The Champs Sports Bowl in Review

Written by Aaron Aloysius on December 29, 2010

Some notes on how the top prospects fared in last night’s bowl game:


– West Virginia defensive tackle Chris Neild may not be selected until late on Day 3, but he showed last night why he’ll end up being a valuable reserve for the team that takes him. At 6’1 5/8″, 307 lbs., Neild isn’t a mammoth run-plugger, but he does a very good job of using his big mitts to control blockers. In the game, he repeatedly displayed the ability to disengage from his man, move laterally, and bring down the ballcarrier. When he played too high, as happened on a few occasions, Neild did get washed out of the play by double teams. But as long as he stays low, Neild can be a deceptively stout interior lineman, using great technique to make up for his lack of super size. In fact, his stout play could get him some looks as a 3-4 nose tackle.

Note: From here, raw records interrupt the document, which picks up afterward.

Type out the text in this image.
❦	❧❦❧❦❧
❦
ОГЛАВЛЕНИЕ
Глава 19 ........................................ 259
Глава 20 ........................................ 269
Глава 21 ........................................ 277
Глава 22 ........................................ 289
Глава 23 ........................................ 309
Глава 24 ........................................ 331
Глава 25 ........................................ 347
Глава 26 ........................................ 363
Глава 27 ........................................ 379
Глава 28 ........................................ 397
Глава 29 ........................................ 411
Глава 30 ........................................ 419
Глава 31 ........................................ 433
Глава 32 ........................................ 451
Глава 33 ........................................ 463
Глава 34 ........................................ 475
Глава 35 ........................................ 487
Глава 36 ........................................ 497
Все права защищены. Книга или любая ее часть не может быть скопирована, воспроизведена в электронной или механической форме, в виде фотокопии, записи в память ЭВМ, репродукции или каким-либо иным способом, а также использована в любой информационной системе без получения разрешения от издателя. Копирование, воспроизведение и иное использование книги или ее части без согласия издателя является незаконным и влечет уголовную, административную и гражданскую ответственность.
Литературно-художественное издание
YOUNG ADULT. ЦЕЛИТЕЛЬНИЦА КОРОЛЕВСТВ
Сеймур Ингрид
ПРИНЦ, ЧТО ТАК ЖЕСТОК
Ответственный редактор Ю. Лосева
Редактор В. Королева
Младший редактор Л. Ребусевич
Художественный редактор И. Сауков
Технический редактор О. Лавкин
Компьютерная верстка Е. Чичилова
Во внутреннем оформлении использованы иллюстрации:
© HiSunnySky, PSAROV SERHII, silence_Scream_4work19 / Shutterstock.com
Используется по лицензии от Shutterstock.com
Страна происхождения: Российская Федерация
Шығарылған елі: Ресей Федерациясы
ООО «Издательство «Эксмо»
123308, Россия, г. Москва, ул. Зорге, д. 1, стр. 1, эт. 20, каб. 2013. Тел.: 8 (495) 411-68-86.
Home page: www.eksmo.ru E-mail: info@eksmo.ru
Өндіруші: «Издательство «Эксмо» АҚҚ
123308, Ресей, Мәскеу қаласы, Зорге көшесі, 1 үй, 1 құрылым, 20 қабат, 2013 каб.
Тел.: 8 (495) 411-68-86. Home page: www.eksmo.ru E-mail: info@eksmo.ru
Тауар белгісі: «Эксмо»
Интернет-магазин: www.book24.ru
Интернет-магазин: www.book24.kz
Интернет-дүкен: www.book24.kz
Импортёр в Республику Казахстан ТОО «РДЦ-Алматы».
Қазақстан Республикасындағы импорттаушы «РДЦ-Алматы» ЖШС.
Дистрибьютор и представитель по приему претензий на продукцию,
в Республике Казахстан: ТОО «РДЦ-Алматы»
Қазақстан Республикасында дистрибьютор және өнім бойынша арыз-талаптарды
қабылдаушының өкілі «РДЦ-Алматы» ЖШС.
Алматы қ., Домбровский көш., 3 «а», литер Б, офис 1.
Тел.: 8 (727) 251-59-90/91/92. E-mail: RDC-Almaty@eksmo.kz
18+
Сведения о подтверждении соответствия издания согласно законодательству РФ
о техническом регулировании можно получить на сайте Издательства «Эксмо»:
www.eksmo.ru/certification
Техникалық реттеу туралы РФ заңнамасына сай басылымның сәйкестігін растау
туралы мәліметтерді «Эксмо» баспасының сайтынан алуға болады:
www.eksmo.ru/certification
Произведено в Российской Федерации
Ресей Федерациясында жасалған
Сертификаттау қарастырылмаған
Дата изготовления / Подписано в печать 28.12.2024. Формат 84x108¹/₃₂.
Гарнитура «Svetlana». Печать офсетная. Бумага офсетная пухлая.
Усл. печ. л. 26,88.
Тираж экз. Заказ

– NC State Linebacker Nate Irving had a fitting end to what was a tremendous comeback season. After a broken leg suffered in a car accident forced him to sit out all of ’09, Irving came back strong this season with 20.5 tackles for loss and 6 sacks. The playmaking LB did some of his best work last night as a blitzer, charging in and batting down a pass on one play, as well as pressuring Geno Smith on a few others. He also was disruptive lining up as a defensive end on passing downs: on a play that sealed the win for NC State, Irving bulled back West Virginia’s left tackle, then spun off the black and strip-sacked quarterback Geno Smith. At times, Irving did look half a step slow trying to chase down Noel Devine, but he mostly made up for it with tremendous hustle, which led to him being in perfect position to recover Devine’s 4th quarter fumble. While on the smaller side at 6’1″, 233 lbs., Irving’s instincts and playmaking ability should make him an attractive option to NFL teams, perhaps as early as the 3rd round.


– Pint-sized WVU speedsters Noel Devine and Jock Sanders both had up & down nights. Sanders had an explosive 60 yard kickoff return, but he also matched Noel Devine with his own fumble on a muffed punt. Neither had a standout performance on offense, with the two of them combining for less than 150 total yards from scrimmage. But of the two, Devine arguably had the less impressive night. NC State’s swarming defense didn’t give him many openings, but Devine also didn’t make many positive plays. After dealing with toe issues all season, Devine didn’t appear to be making very sharp cuts. The beat-up running back will have to show in the offseason that he’s fully recovered from his string of injuries; if he times slower than expected at the Combine, his stock could take a major hit.


– Perhaps the most impressive performance in last night’s game came from Mountaineer defensive end Bruce Irvin. The JUCO transfer took a roundabout path to Morgantown, yet he made an immediate impact this fall, notching a dozen sacks. And Irvin wreaked havoc all evening, notching two sacks and stripping the ball on the second one. The 235-pound defensive is still developing into a good all-around football player, but he excelled in an every down role last night. If he builds a repertoire of rush moves around his explosive first step, Irvin could be an even more disruptive force for WVU next year and have a very bright future in the NFL.

Aaron Aloysius

Aaron began closely following the draft in 2005. Since then, he’s overcome an Al Davis-like obsession with workout numbers, instead focusing more (but not exclusively) on the traits visible on prospects’ tape.